Tongues of Heaven Documentary

    This documentary was eye opening for several reasons as I saw the language and communication struggles these people had that I have never even thought about. For me, being born and living in the United States all my life, I have always been lucky enough to be speaking the primary and most widely known language in any environment I have ever been in. Moreover, I have never had the chance to travel outside of the country, so I have never been in a situation where the language I know was not being spoken. Watching this documentary made me realize language and ease of communication is something I have taken for granted. To these people in the documentary, language means a whole lot and with their native tongue they get "a sense of belonging and importance" when their language is spoken, according to one 20-year old girl interviewed.

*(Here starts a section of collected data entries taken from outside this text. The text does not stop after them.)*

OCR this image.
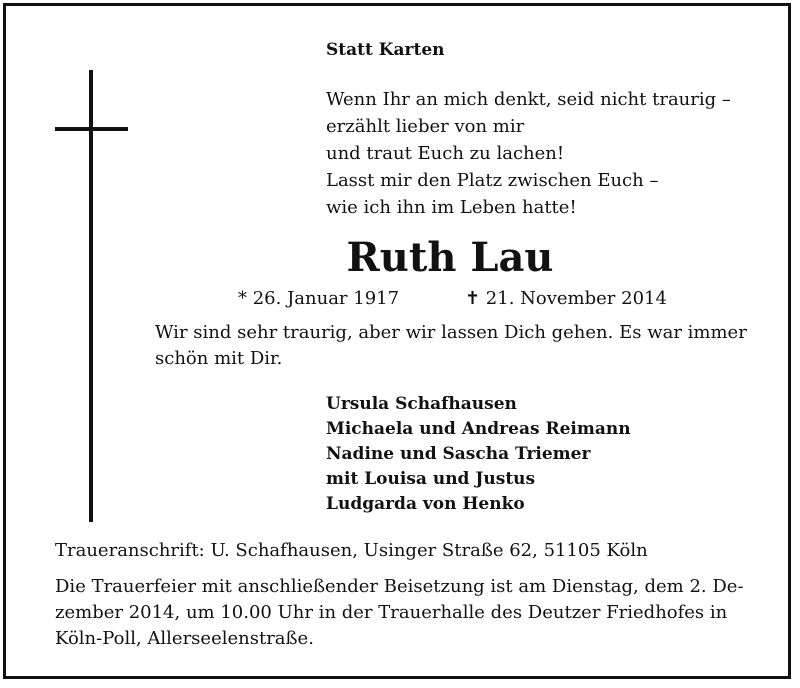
Statt Karten
Wenn Ihr an mich denkt, seid nicht traurig –
erzählt lieber von mir
und traut Euch zu lachen!
Lasst mir den Platz zwischen Euch –
wie ich ihn im Leben hatte!
Ruth Lau
* 26. Januar 1917	✝ 21. November 2014
Wir sind sehr traurig, aber wir lassen Dich gehen. Es war immer
schön mit Dir.
Ursula Schafhausen
Michaela und Andreas Reimann
Nadine und Sascha Triemer
mit Louisa und Justus
Ludgarda von Henko
Traueranschrift: U. Schafhausen, Usinger Straße 62, 51105 Köln
Die Trauerfeier mit anschließender Beisetzung ist am Dienstag, dem 2. De-
zember 2014, um 10.00 Uhr in der Trauerhalle des Deutzer Friedhofes in
Köln-Poll, Allerseelenstraße.
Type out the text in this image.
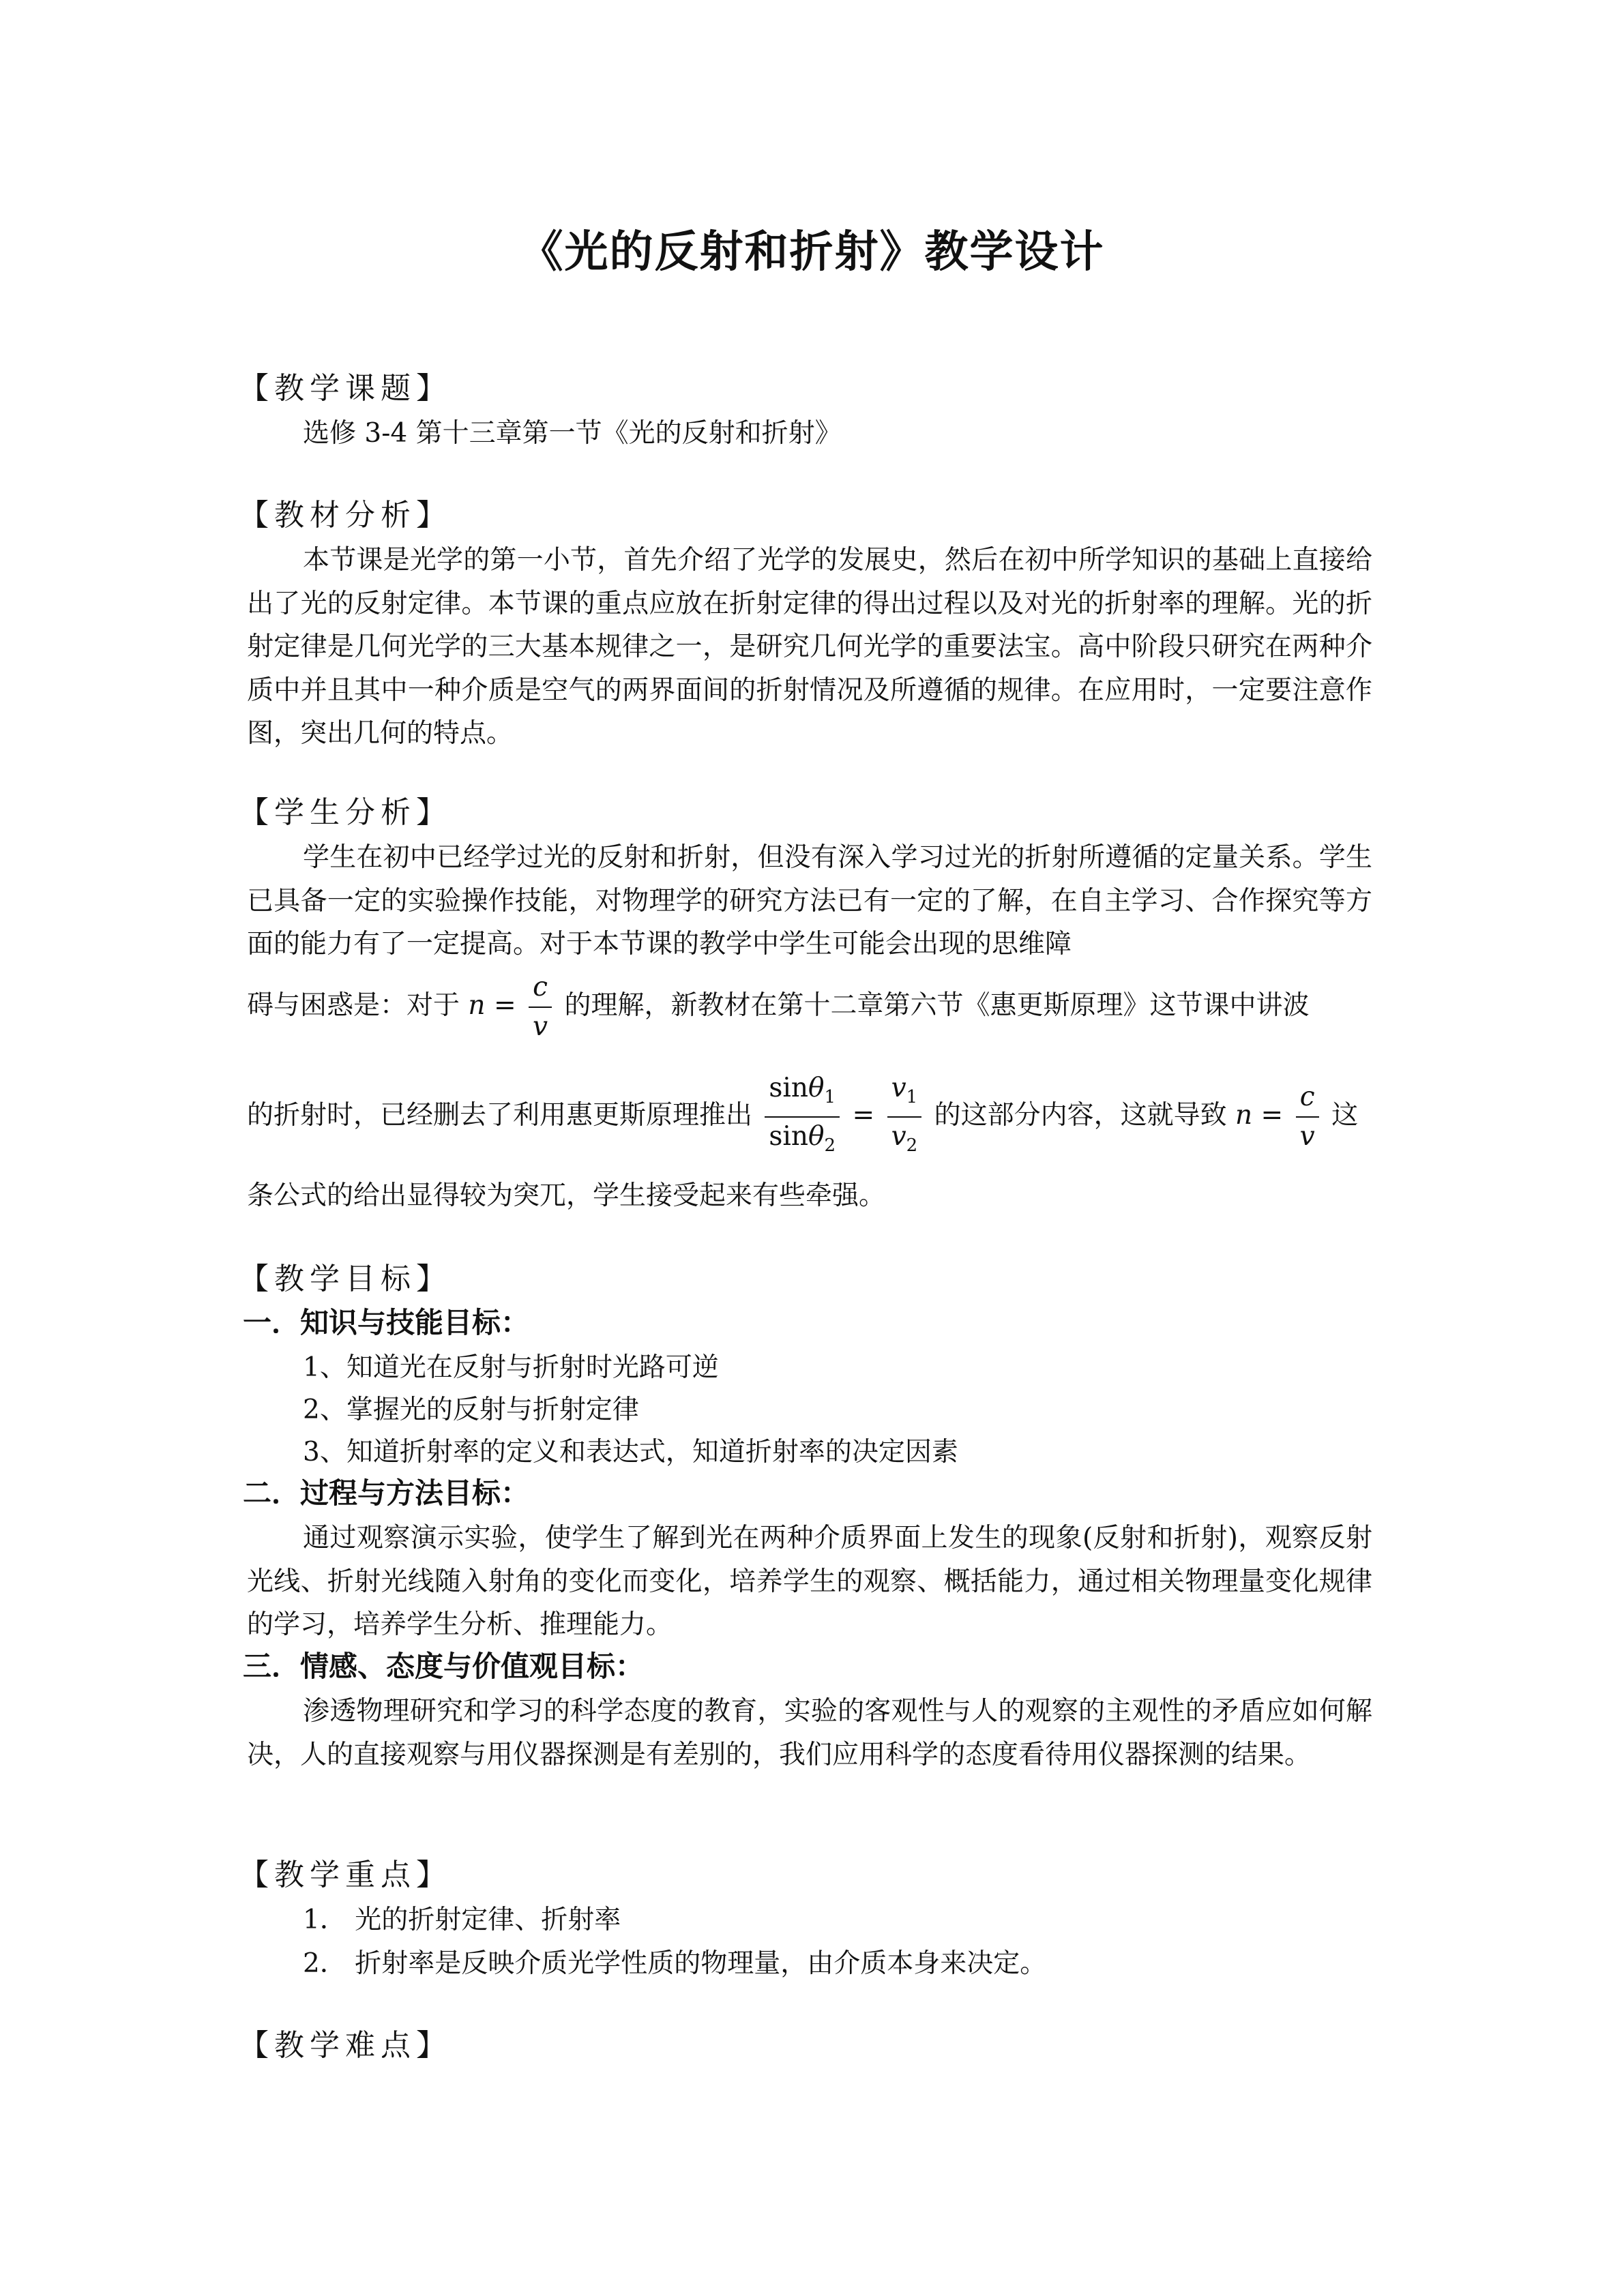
《光的反射和折射》教学设计
【教学课题】
选修 3-4 第十三章第一节《光的反射和折射》
【教材分析】
本节课是光学的第一小节，首先介绍了光学的发展史，然后在初中所学知识的基础上直接给出了光的反射定律。本节课的重点应放在折射定律的得出过程以及对光的折射率的理解。光的折射定律是几何光学的三大基本规律之一，是研究几何光学的重要法宝。高中阶段只研究在两种介质中并且其中一种介质是空气的两界面间的折射情况及所遵循的规律。在应用时，一定要注意作图，突出几何的特点。
【学生分析】
学生在初中已经学过光的反射和折射，但没有深入学习过光的折射所遵循的定量关系。学生已具备一定的实验操作技能，对物理学的研究方法已有一定的了解，在自主学习、合作探究等方面的能力有了一定提高。对于本节课的教学中学生可能会出现的思维障
碍与困惑是：对于 $n = \frac{c}{v}$ 的理解，新教材在第十二章第六节《惠更斯原理》这节课中讲波
的折射时，已经删去了利用惠更斯原理推出 $\frac{\sin\theta_1}{\sin\theta_2} = \frac{v_1}{v_2}$ 的这部分内容，这就导致 $n = \frac{c}{v}$ 这
条公式的给出显得较为突兀，学生接受起来有些牵强。
【教学目标】
一．知识与技能目标：
1、知道光在反射与折射时光路可逆
2、掌握光的反射与折射定律
3、知道折射率的定义和表达式，知道折射率的决定因素
二．过程与方法目标：
通过观察演示实验，使学生了解到光在两种介质界面上发生的现象(反射和折射)，观察反射光线、折射光线随入射角的变化而变化，培养学生的观察、概括能力，通过相关物理量变化规律的学习，培养学生分析、推理能力。
三．情感、态度与价值观目标：
渗透物理研究和学习的科学态度的教育，实验的客观性与人的观察的主观性的矛盾应如何解决，人的直接观察与用仪器探测是有差别的，我们应用科学的态度看待用仪器探测的结果。
【教学重点】
1． 光的折射定律、折射率
2． 折射率是反映介质光学性质的物理量，由介质本身来决定。
【教学难点】
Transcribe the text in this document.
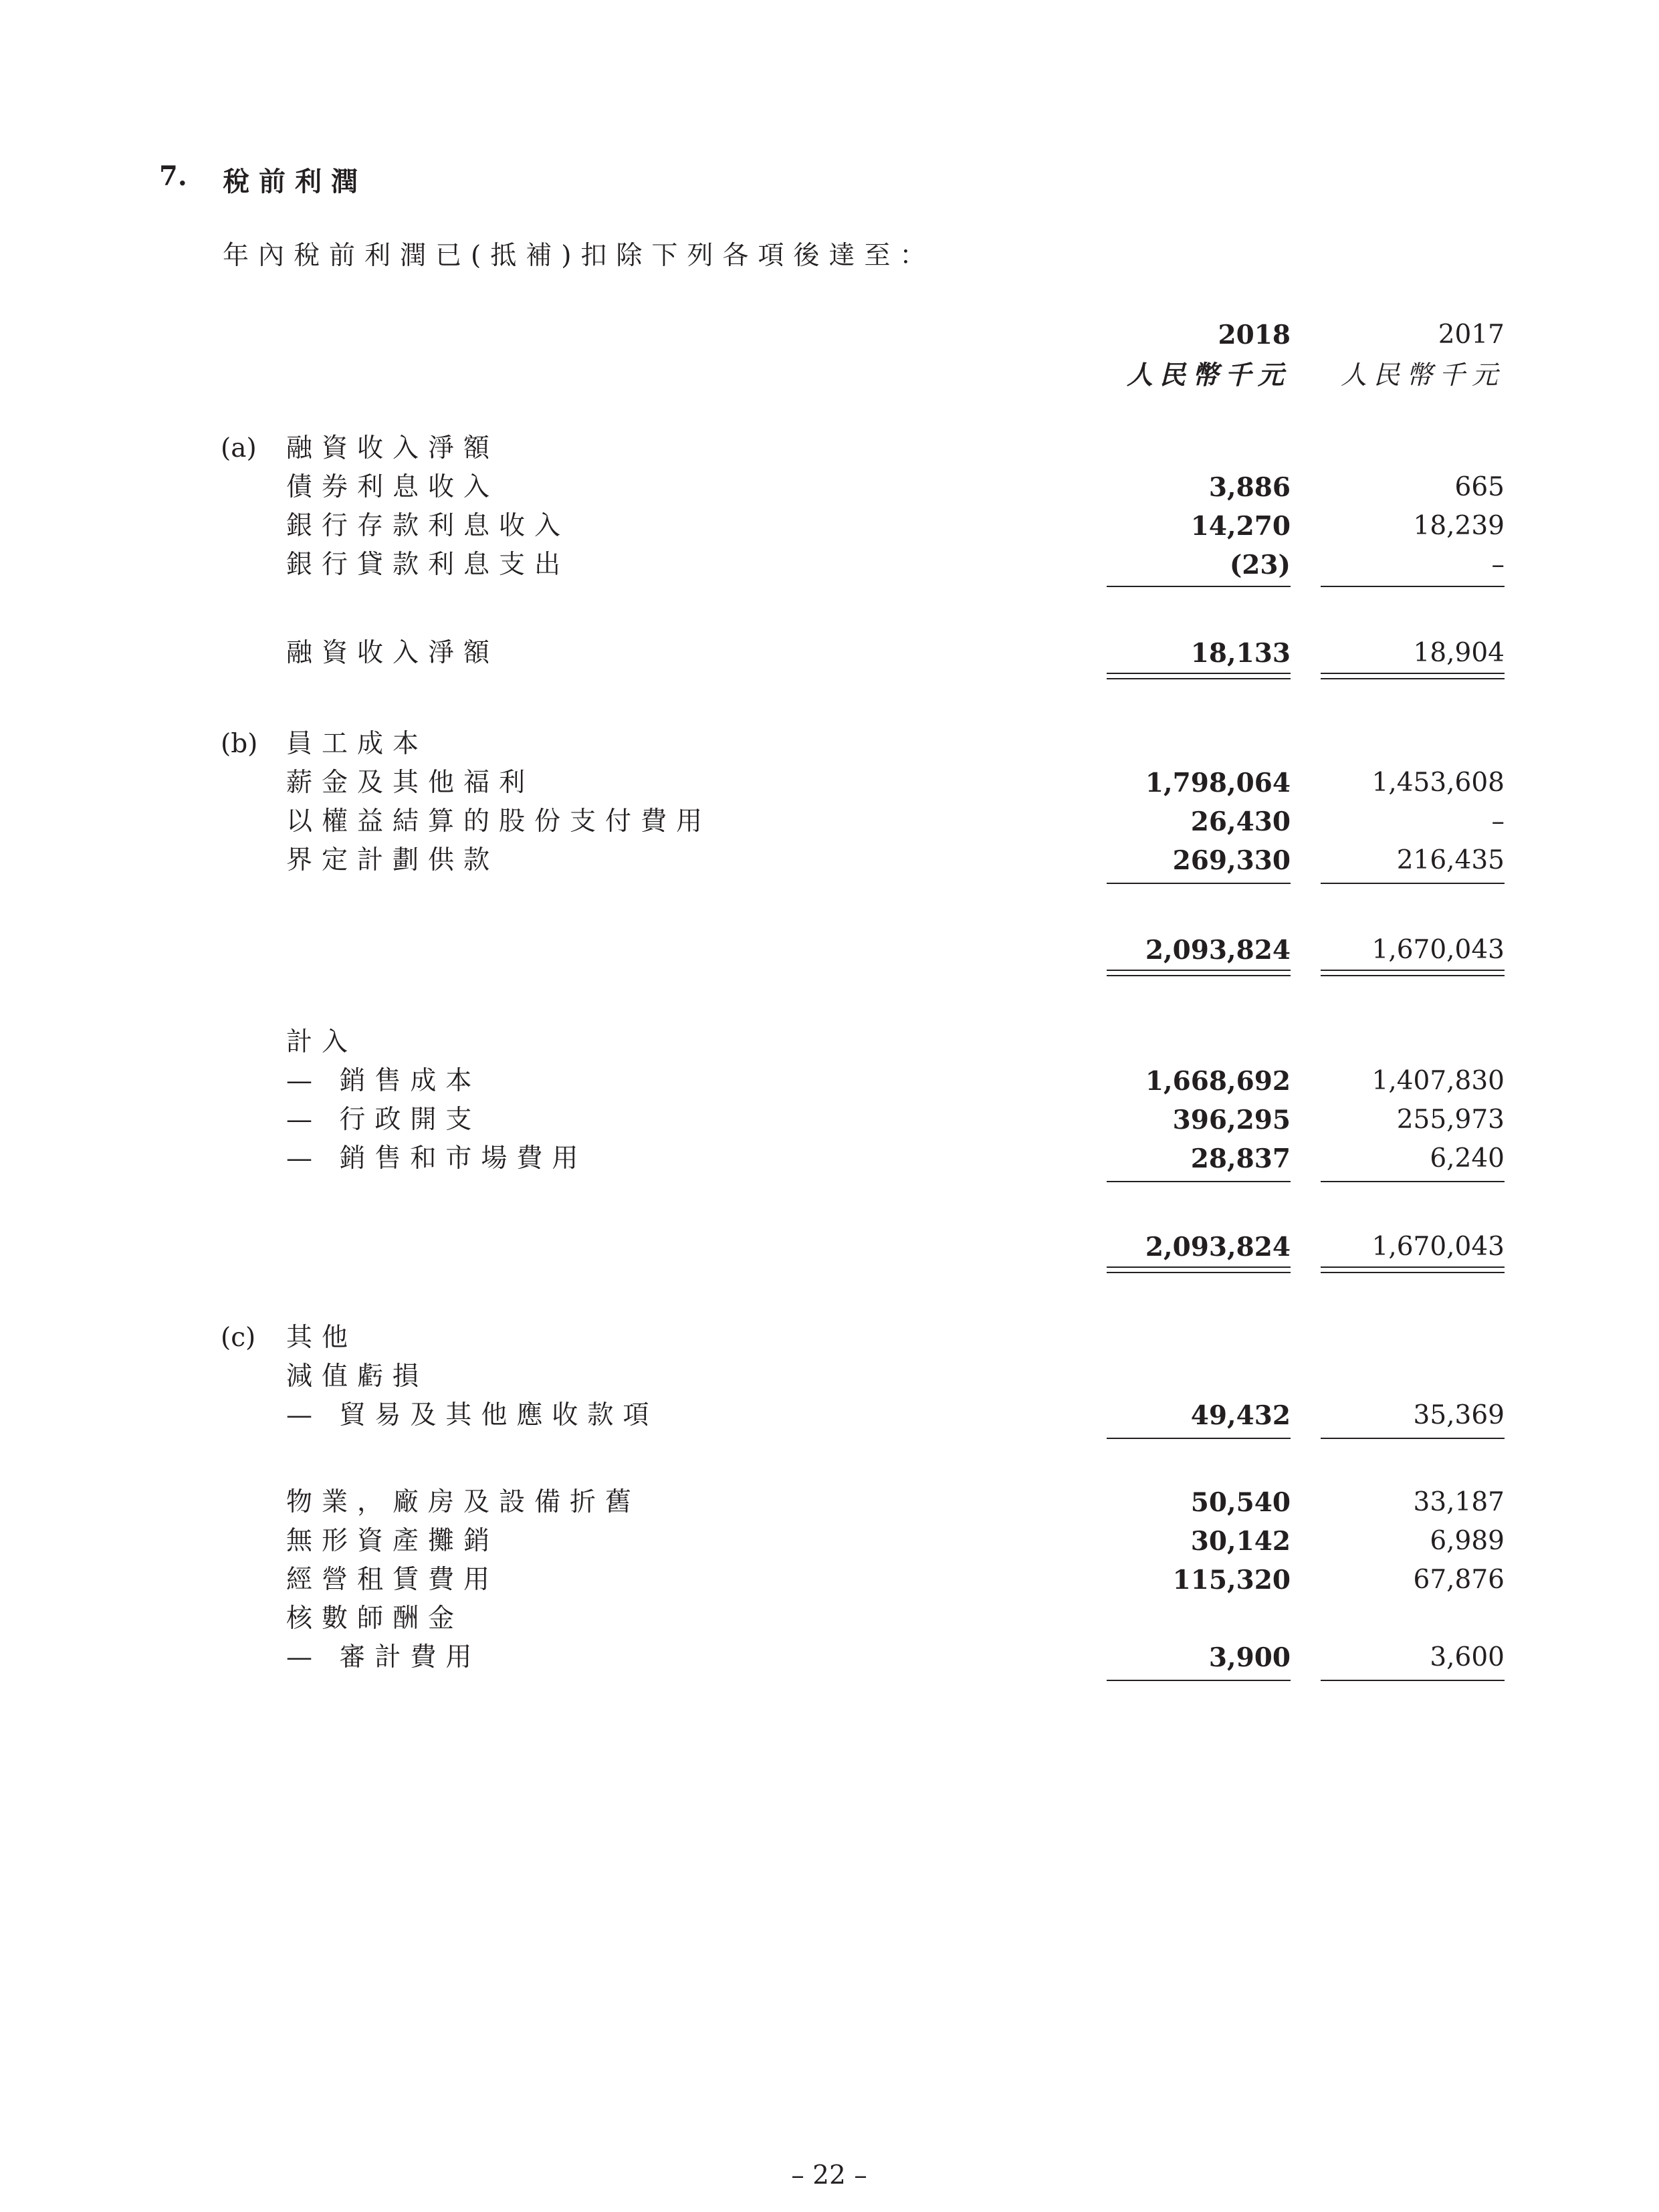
7. 稅前利潤
年內稅前利潤已(抵補)扣除下列各項後達至：
2018	2017
人民幣千元	人民幣千元
(a) 融資收入淨額
債券利息收入	3,886	665
銀行存款利息收入	14,270	18,239
銀行貸款利息支出	(23)	–
融資收入淨額	18,133	18,904
(b) 員工成本
薪金及其他福利	1,798,064	1,453,608
以權益結算的股份支付費用	26,430	–
界定計劃供款	269,330	216,435
2,093,824	1,670,043
計入
— 銷售成本	1,668,692	1,407,830
— 行政開支	396,295	255,973
— 銷售和市場費用	28,837	6,240
2,093,824	1,670,043
(c) 其他
減值虧損
— 貿易及其他應收款項	49,432	35,369
物業，廠房及設備折舊	50,540	33,187
無形資產攤銷	30,142	6,989
經營租賃費用	115,320	67,876
核數師酬金
— 審計費用	3,900	3,600
– 22 –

    Unfortunately, with so many different languages across the different villages and regions throughout these Caribbean Islands, some of these languages start to phase out and go away all together. The one girl believed her generation might be the last to carry the language she grew up speaking. With all the colonizing and moving of people onto these islands, with their languages, it is often the indigenous people who have their native languages lost in the shuffle. Like one of the older men said in the documentary, "you can imitate culture, but you can't imitate language." This goes to show, while it might still look and even feel like home, it does not sound like home when the language these people have spoken is no longer normal. Their language often time goes back to their roots, along with their familial ties, which seem to also be of upmost importance to many of these people. The documentary showed this first hand when one woman while working said, "Everything I do with these hands, I do because my family has given me the opportunity." This shows just how appreciative and important family is to the people on these islands. As stated in the documentary, it is hard to mandate and have a true, universal or widely known language in these regions because of how many little villages can be spread out all over the place. I think this may also happen in part because of the lack of a centralized governing body for schooling for these places. It seems that parts of these areas are overlooked or forgotten about, which is sad.